I think I've mentioned on multiple occasions in the past my belief that early sound era actor George Arliss could take any sort of trifling material given him and make it worth watching based pretty much on his performance alone. A later actor who has a similar effect on me is Charles Coburn. Coburn's watchability is very much on display in Unexpected Uncle.
Anne Shirley plays Kathleen Brown, a shop girl at some sort of hoity-toity shop in Palm Beach, FL, where all the rich people go for the winter. One of those wealthy people is Johnny Kerrigan (James Craig), who tried flirting with Kathleen while she was on the job, something which got her fired. Passing by is Seton Mansley (Charles Coburn). He hears Kathleen's sob story and marches her straight back into the store to see the manager, telling the manager that he's a big shareholder in the store and the manager will never hear the end of it if Kathleen, his niece isn't rehired. The gambit works.
Seton then tells Kathleen that if she needs him again, she can find him at the Seminole Trailer Park, these being the days when the trailers were still mobile as in The Long, Long, Trailer and not like the latter-day stereotype of a trailer park. But still, it's a sign that Seton is likely not what he was claiming to be back in the store. He's probably living off his savings, whatever they are, as well as making some extra money betting on horseshoes, at which he is a whiz (and which is some foreshadowing that horseshoes are going to come into play as a plot point later in the movie).

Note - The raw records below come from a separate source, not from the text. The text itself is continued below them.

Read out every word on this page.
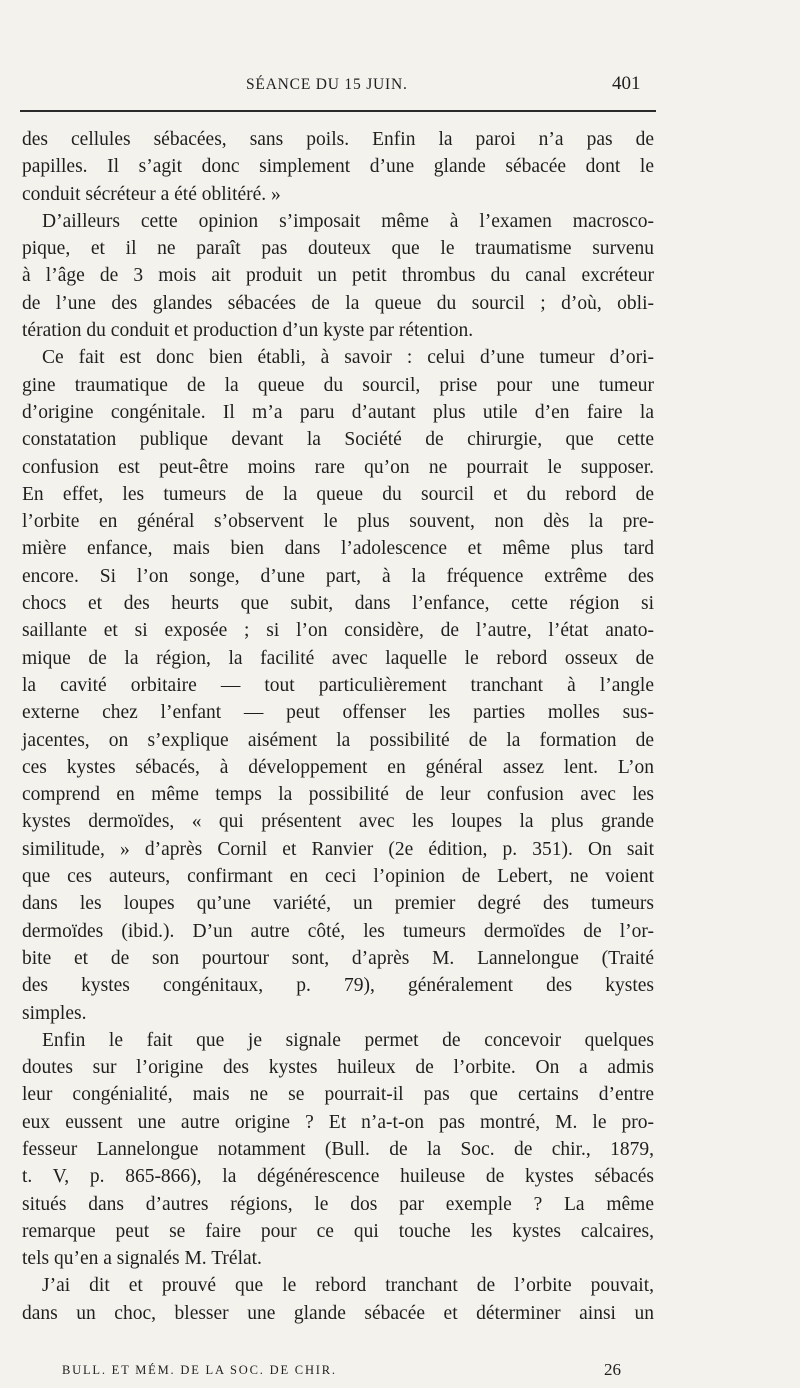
SÉANCE DU 15 JUIN.	401
des cellules sébacées, sans poils. Enfin la paroi n’a pas de
papilles. Il s’agit donc simplement d’une glande sébacée dont le
conduit sécréteur a été oblitéré. »
D’ailleurs cette opinion s’imposait même à l’examen macrosco-
pique, et il ne paraît pas douteux que le traumatisme survenu
à l’âge de 3 mois ait produit un petit thrombus du canal excréteur
de l’une des glandes sébacées de la queue du sourcil ; d’où, obli-
tération du conduit et production d’un kyste par rétention.
Ce fait est donc bien établi, à savoir : celui d’une tumeur d’ori-
gine traumatique de la queue du sourcil, prise pour une tumeur
d’origine congénitale. Il m’a paru d’autant plus utile d’en faire la
constatation publique devant la Société de chirurgie, que cette
confusion est peut-être moins rare qu’on ne pourrait le supposer.
En effet, les tumeurs de la queue du sourcil et du rebord de
l’orbite en général s’observent le plus souvent, non dès la pre-
mière enfance, mais bien dans l’adolescence et même plus tard
encore. Si l’on songe, d’une part, à la fréquence extrême des
chocs et des heurts que subit, dans l’enfance, cette région si
saillante et si exposée ; si l’on considère, de l’autre, l’état anato-
mique de la région, la facilité avec laquelle le rebord osseux de
la cavité orbitaire — tout particulièrement tranchant à l’angle
externe chez l’enfant — peut offenser les parties molles sus-
jacentes, on s’explique aisément la possibilité de la formation de
ces kystes sébacés, à développement en général assez lent. L’on
comprend en même temps la possibilité de leur confusion avec les
kystes dermoïdes, « qui présentent avec les loupes la plus grande
similitude, » d’après Cornil et Ranvier (2e édition, p. 351). On sait
que ces auteurs, confirmant en ceci l’opinion de Lebert, ne voient
dans les loupes qu’une variété, un premier degré des tumeurs
dermoïdes (ibid.). D’un autre côté, les tumeurs dermoïdes de l’or-
bite et de son pourtour sont, d’après M. Lannelongue (Traité
des kystes congénitaux, p. 79), généralement des kystes
simples.
Enfin le fait que je signale permet de concevoir quelques
doutes sur l’origine des kystes huileux de l’orbite. On a admis
leur congénialité, mais ne se pourrait-il pas que certains d’entre
eux eussent une autre origine ? Et n’a-t-on pas montré, M. le pro-
fesseur Lannelongue notamment (Bull. de la Soc. de chir., 1879,
t. V, p. 865-866), la dégénérescence huileuse de kystes sébacés
situés dans d’autres régions, le dos par exemple ? La même
remarque peut se faire pour ce qui touche les kystes calcaires,
tels qu’en a signalés M. Trélat.
J’ai dit et prouvé que le rebord tranchant de l’orbite pouvait,
dans un choc, blesser une glande sébacée et déterminer ainsi un
BULL. ET MÉM. DE LA SOC. DE CHIR.	26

Sure enough, Kathleen comes looking for Seton when Johnny invites her out to dinner. "Uncle" Seton comes along, meeting some of Johnny's rich friends, including his former fiancée Carol (Renee Haal). Although she and Johnny are still friends, Carol broke off the engagement because every time push came to shove, Johnny was more married to his business than he could ever be to any woman. Carol warns Kathleen that the same is going to happen to her if she gets into a relationship with Johnny.
But Kathleen is in love. Johnny has come down to Palm Beach to try to get away from that business up north, even drinking himself into a stupor and getting into a DUI crash. Kathleen tries to extricate him from the situation, but it blows up B-movie style into an alleged kidnapping, with Johnny, Kathleen, "Uncle" Seton, and Carol attempting to resolve matters. Johnny has been called home on business, but Seton's smart enough to get himself and Kathleen on Johnny's plane, where Johnny proposes to Kathleen!
So when they get back to Johnny's palatial home, they're married, which is a big deal. But it also turns out that Carol knew what she was talking about, and Johnny, now home again, shows just how much more he cares about his business than any woman. Can Kathleen make Johnny love her? Can he balance his interests like a normal businessman? With Seton there, I think you can figure out the answer.
Unexpected Uncle runs about 67 minutes, so there's not a whole lot here in terms of plot. It's pretty easy to figure out where things are going to go, and when those horseshoes are going to come back into play. But it turns out to be an appealing little B movie, mostly because Coburn brings so much energy to the proceedings that you just can't help but like the characters, even Johnny, who like James Stewart's stuffy family in You Can't Take It With You, just needs to learn how to relax. The movie's theme that it's either work or pleasure and that ultimately you can't balance both, doesn't quite ring true, but the movie as a whole works for what it is, which is a B movie that never had any pretentions of being remembered 80 years later.
Unexpected Uncle was released by RKO; as such it wound up in the library of films to which Ted Turner acquired the rights and which form the backbone of the Warner Archive collection. Unexpected Uncle is one of the many movies that has gotten a DVD release this way.